El año anterior habíamos pasado las fiestas en un hostal perdido entre el mar y la montaña, al sur. Necesitábamos una luna de miel, según ella. El año se empieza frente al mar, según yo. Seguramente los verdaderos motivos eran los que poníamos al abrigo incluso de nosotros mismos. El hostal estaba prácticamente vacío. Un recepcionista que, además, hacía de mozo a las horas indicadas. Un pintor con acento extraño y una mujer de rasgos locales pero con ropa de acento extraño. Siempre el mismo saco rojo. Siempre una mirada que, de tan presente, parecía calar en el silencio. A veces estaba tras el mostrador de la recepción. Mirando. Muda como piedra. Una mañana la vimos en la playa. Era temprano y la bruma aún no se levantaba. Desde la ventana la escena era un poco fantasmal. Y fantástica. Estaba sentada en una silla mirando hacia el mar. El pintor tenía los pies adentro del agua helada. Fue una de las conversaciones más austeras y profundas que tuvimos después de muchísimos años. Decíamos de nosotros sin hablar de nosotros. Una tarde me la crucé en la verja, venía en bicicleta. Traía el canasto lleno de berros húmedos. Me ilusioné con la ensalada de la cena (en vano). Nos saludamos con un gesto en la cabeza. Cuando ya nos habíamos cruzado preguntó ¿Usted sabe lo que guarda el vientre del mar? No supe si darme la vuelta y continuar con la conversación o si hacer como si no hubiese oído (yo no sé lo que guarda el vientre del mar). No tuve que decidir, ella había desaparecido.

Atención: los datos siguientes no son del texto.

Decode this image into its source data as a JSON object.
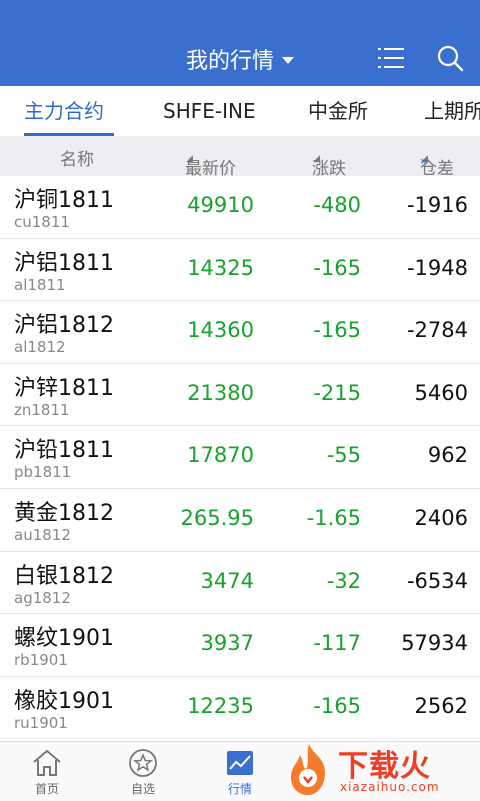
{
  "header": {
    "title": "我的行情",
    "bg_color": "#3a6fd0"
  },
  "tabs": [
    {
      "label": "主力合约",
      "active": true
    },
    {
      "label": "SHFE-INE",
      "active": false
    },
    {
      "label": "中金所",
      "active": false
    },
    {
      "label": "上期所",
      "active": false
    }
  ],
  "columns": {
    "name": "名称",
    "price": "最新价",
    "change": "涨跌",
    "position": "仓差"
  },
  "rows": [
    {
      "name": "沪铜1811",
      "code": "cu1811",
      "price": "49910",
      "change": "-480",
      "position": "-1916"
    },
    {
      "name": "沪铝1811",
      "code": "al1811",
      "price": "14325",
      "change": "-165",
      "position": "-1948"
    },
    {
      "name": "沪铝1812",
      "code": "al1812",
      "price": "14360",
      "change": "-165",
      "position": "-2784"
    },
    {
      "name": "沪锌1811",
      "code": "zn1811",
      "price": "21380",
      "change": "-215",
      "position": "5460"
    },
    {
      "name": "沪铅1811",
      "code": "pb1811",
      "price": "17870",
      "change": "-55",
      "position": "962"
    },
    {
      "name": "黄金1812",
      "code": "au1812",
      "price": "265.95",
      "change": "-1.65",
      "position": "2406"
    },
    {
      "name": "白银1812",
      "code": "ag1812",
      "price": "3474",
      "change": "-32",
      "position": "-6534"
    },
    {
      "name": "螺纹1901",
      "code": "rb1901",
      "price": "3937",
      "change": "-117",
      "position": "57934"
    },
    {
      "name": "橡胶1901",
      "code": "ru1901",
      "price": "12235",
      "change": "-165",
      "position": "2562"
    }
  ],
  "bottom_nav": [
    {
      "label": "首页",
      "icon": "home-icon",
      "active": false
    },
    {
      "label": "自选",
      "icon": "star-icon",
      "active": false
    },
    {
      "label": "行情",
      "icon": "chart-icon",
      "active": true
    }
  ],
  "watermark": {
    "text": "下载火",
    "domain": "xiazaihuo.com"
  },
  "colors": {
    "down": "#17a12d",
    "accent": "#2f6ec8"
  }
}
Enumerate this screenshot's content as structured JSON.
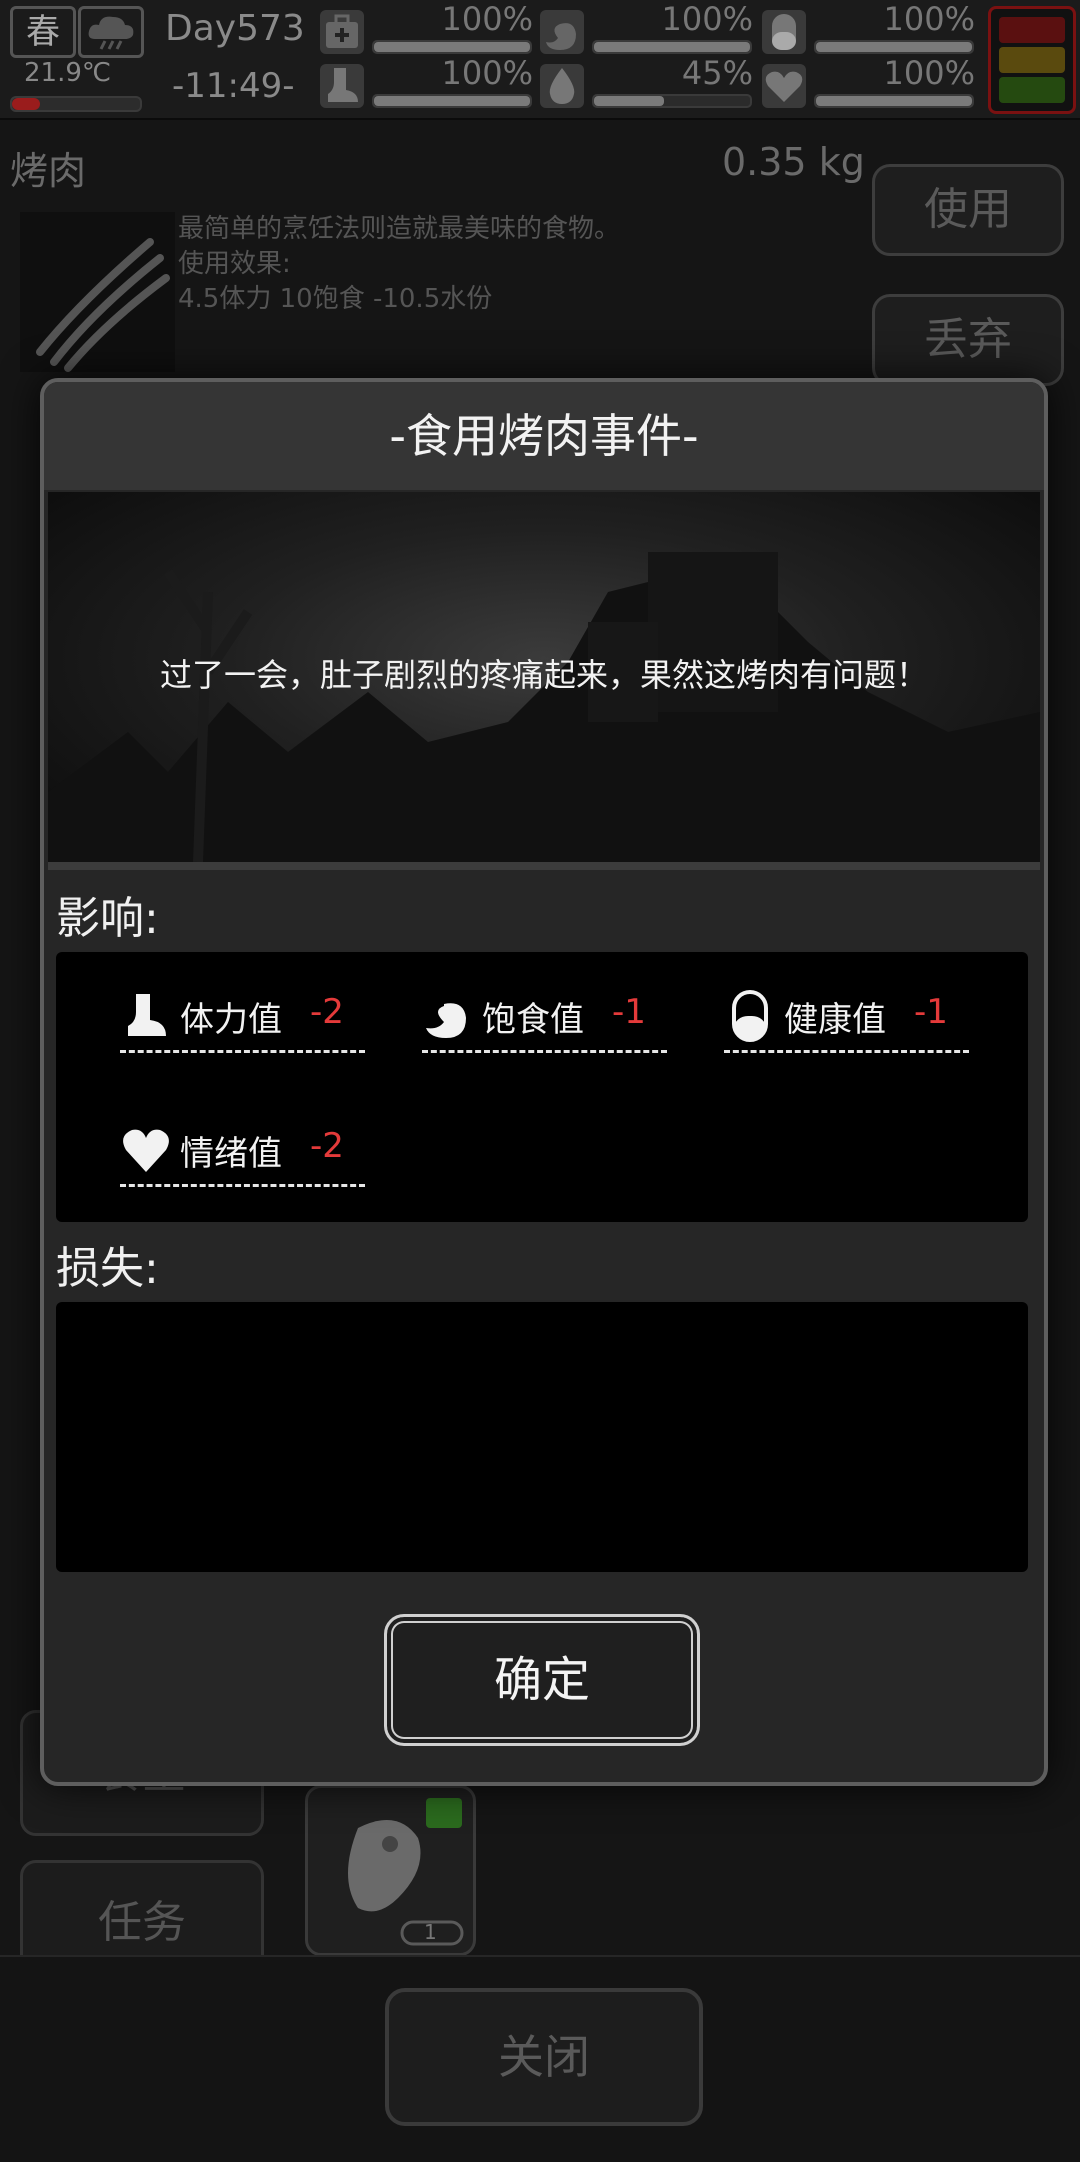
{
  "status": {
    "season": "春",
    "temperature": "21.9℃",
    "day": "Day573",
    "time": "-11:49-",
    "stats": [
      {
        "name": "medkit",
        "icon": "medkit-icon",
        "value_label": "100%",
        "level": 1.0
      },
      {
        "name": "hunger",
        "icon": "stomach-icon",
        "value_label": "100%",
        "level": 1.0
      },
      {
        "name": "health",
        "icon": "pill-icon",
        "value_label": "100%",
        "level": 1.0
      },
      {
        "name": "stamina",
        "icon": "boot-icon",
        "value_label": "100%",
        "level": 1.0
      },
      {
        "name": "water",
        "icon": "water-drop-icon",
        "value_label": "45%",
        "level": 0.45
      },
      {
        "name": "mood",
        "icon": "heart-icon",
        "value_label": "100%",
        "level": 1.0
      }
    ]
  },
  "item": {
    "name": "烤肉",
    "weight": "0.35 kg",
    "desc_line1": "最简单的烹饪法则造就最美味的食物。",
    "desc_line2": "使用效果:",
    "desc_line3": "4.5体力 10饱食 -10.5水份",
    "use_label": "使用",
    "discard_label": "丢弃"
  },
  "background": {
    "left_btn_1": "食堂",
    "left_btn_2": "任务",
    "slot_count": "1",
    "close_label": "关闭"
  },
  "modal": {
    "title": "-食用烤肉事件-",
    "message": "过了一会，肚子剧烈的疼痛起来，果然这烤肉有问题！",
    "effects_label": "影响:",
    "losses_label": "损失:",
    "effects": [
      {
        "icon": "boot-icon",
        "name": "体力值",
        "value": "-2"
      },
      {
        "icon": "stomach-icon",
        "name": "饱食值",
        "value": "-1"
      },
      {
        "icon": "pill-icon",
        "name": "健康值",
        "value": "-1"
      },
      {
        "icon": "heart-icon",
        "name": "情绪值",
        "value": "-2"
      }
    ],
    "confirm_label": "确定"
  },
  "colors": {
    "negative": "#e43a3a",
    "panel": "#262626",
    "signal_red": "#7a1111",
    "signal_yellow": "#6b5a10",
    "signal_green": "#2d5a12"
  }
}
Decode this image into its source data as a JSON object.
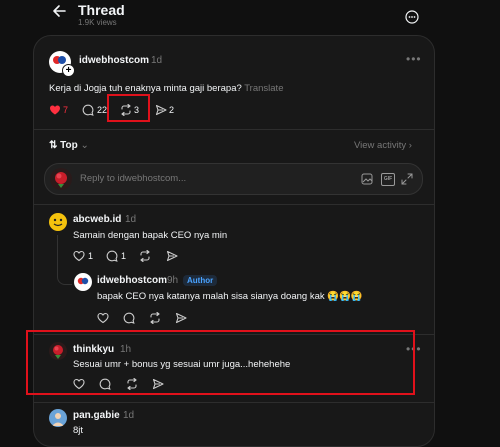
{
  "header": {
    "title": "Thread",
    "views": "1.9K views"
  },
  "post": {
    "username": "idwebhostcom",
    "time": "1d",
    "text": "Kerja di Jogja tuh enaknya minta gaji berapa?",
    "translate": "Translate",
    "likes": "7",
    "replies": "22",
    "reposts": "3",
    "shares": "2"
  },
  "sort": {
    "label": "Top",
    "view_activity": "View activity"
  },
  "reply_box": {
    "placeholder": "Reply to idwebhostcom..."
  },
  "comments": [
    {
      "username": "abcweb.id",
      "time": "1d",
      "text": "Samain dengan bapak CEO nya min",
      "likes": "1",
      "replies": "1"
    },
    {
      "username": "idwebhostcom",
      "time": "9h",
      "badge": "Author",
      "text": "bapak CEO nya katanya malah sisa sianya doang kak 😭😭😭"
    },
    {
      "username": "thinkkyu",
      "time": "1h",
      "text": "Sesuai umr + bonus yg sesuai umr juga...hehehehe"
    },
    {
      "username": "pan.gabie",
      "time": "1d",
      "text": "8jt"
    }
  ],
  "highlight_color": "#e0111b",
  "like_color": "#ff3040"
}
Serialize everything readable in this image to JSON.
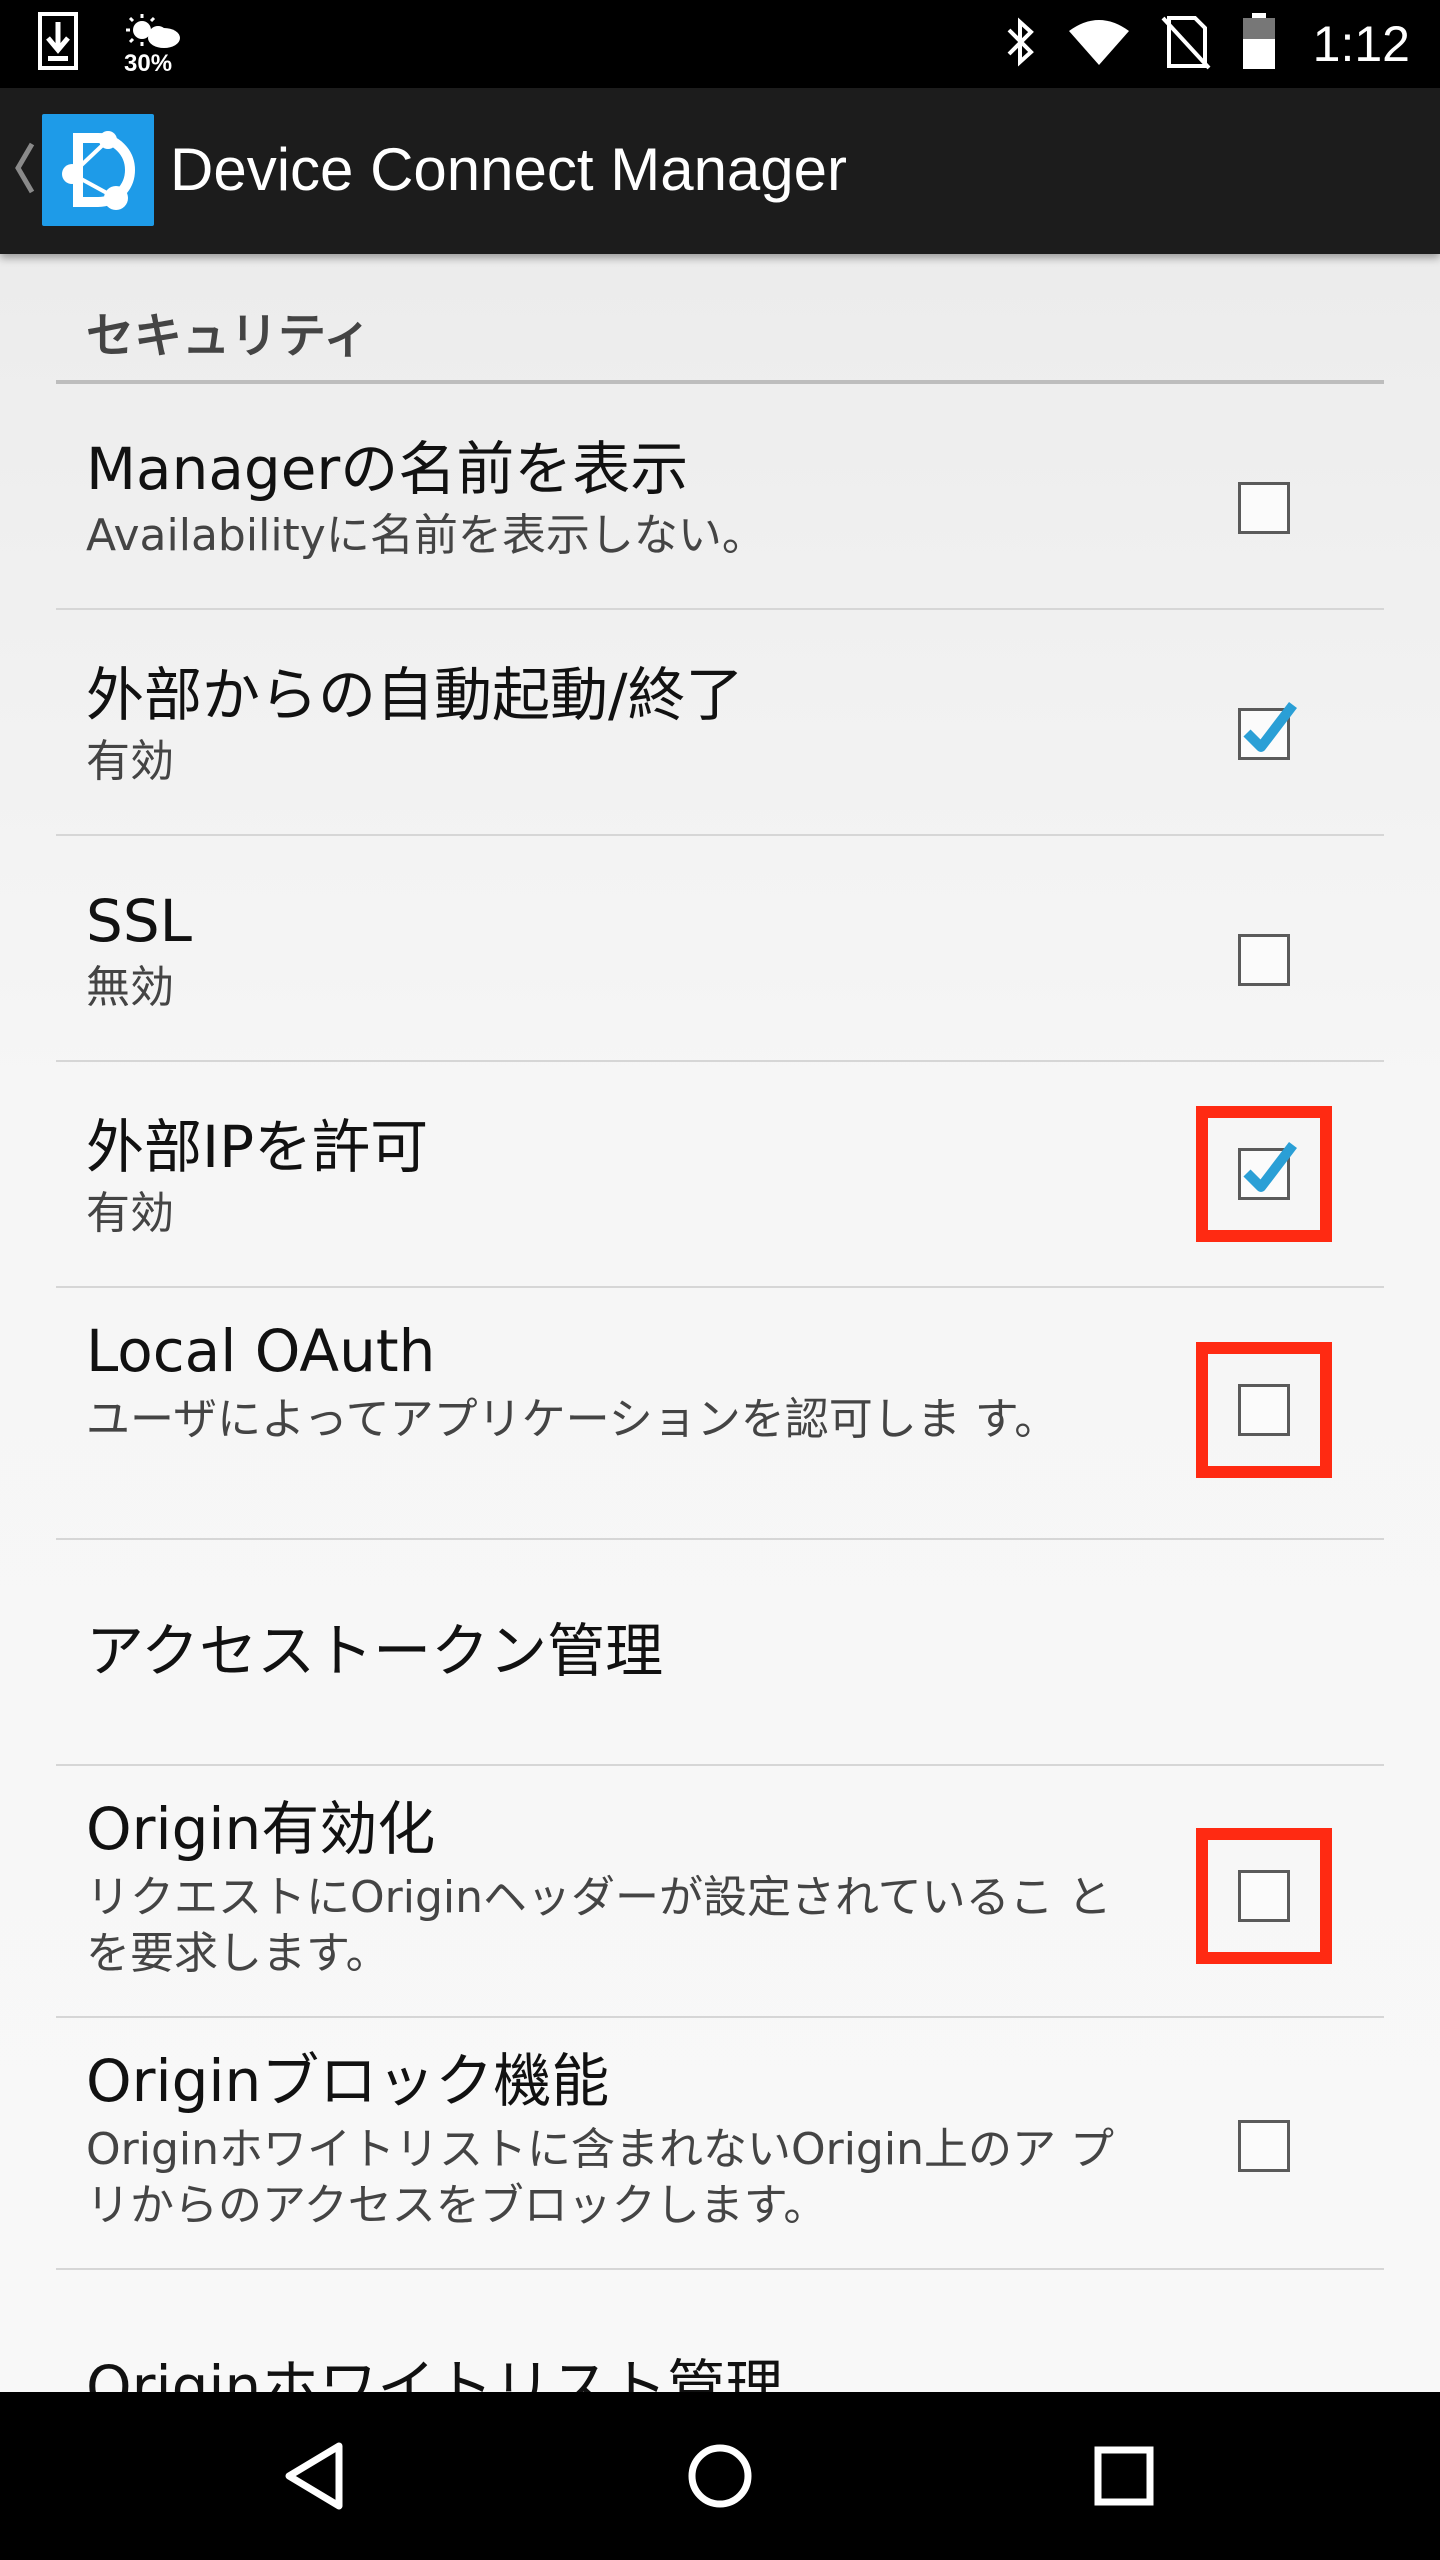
{
  "status_bar": {
    "weather_percent": "30%",
    "time": "1:12",
    "icons": [
      "download-icon",
      "weather-icon",
      "bluetooth-icon",
      "wifi-icon",
      "no-sim-icon",
      "battery-icon"
    ]
  },
  "action_bar": {
    "title": "Device Connect Manager"
  },
  "settings": {
    "category": "セキュリティ",
    "items": [
      {
        "title": "Managerの名前を表示",
        "summary": "Availabilityに名前を表示しない。",
        "checked": false,
        "highlighted": false
      },
      {
        "title": "外部からの自動起動/終了",
        "summary": "有効",
        "checked": true,
        "highlighted": false
      },
      {
        "title": "SSL",
        "summary": "無効",
        "checked": false,
        "highlighted": false
      },
      {
        "title": "外部IPを許可",
        "summary": "有効",
        "checked": true,
        "highlighted": true
      },
      {
        "title": "Local OAuth",
        "summary": "ユーザによってアプリケーションを認可しま す。",
        "checked": false,
        "highlighted": true
      },
      {
        "title": "アクセストークン管理"
      },
      {
        "title": "Origin有効化",
        "summary": "リクエストにOriginヘッダーが設定されているこ とを要求します。",
        "checked": false,
        "highlighted": true
      },
      {
        "title": "Originブロック機能",
        "summary": "Originホワイトリストに含まれないOrigin上のア プリからのアクセスをブロックします。",
        "checked": false,
        "highlighted": false
      },
      {
        "title": "Originホワイトリスト管理"
      }
    ]
  },
  "colors": {
    "highlight": "#ff2a12",
    "checkmark": "#2a9fd6",
    "logo": "#1e9be8"
  }
}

Llegamos a tiempo al museo. La muestra se llama “La duración”. Casi todos los cuadros son paisajes del mar, salvo uno. Todos casi iguales a sí mismos. Una luz nueva, un barco a lo lejos, más bruma, más luna. No la repetición, sino la reincidencia. Cuando la vi en el único cuadro que no tenía mar dije:
- ¿Sabés por qué esta muestra se llama “La duración”?
- ¿Mm?
- Porque eso es lo que guarda el vientre del mar.
- ¿Quién te dijo eso?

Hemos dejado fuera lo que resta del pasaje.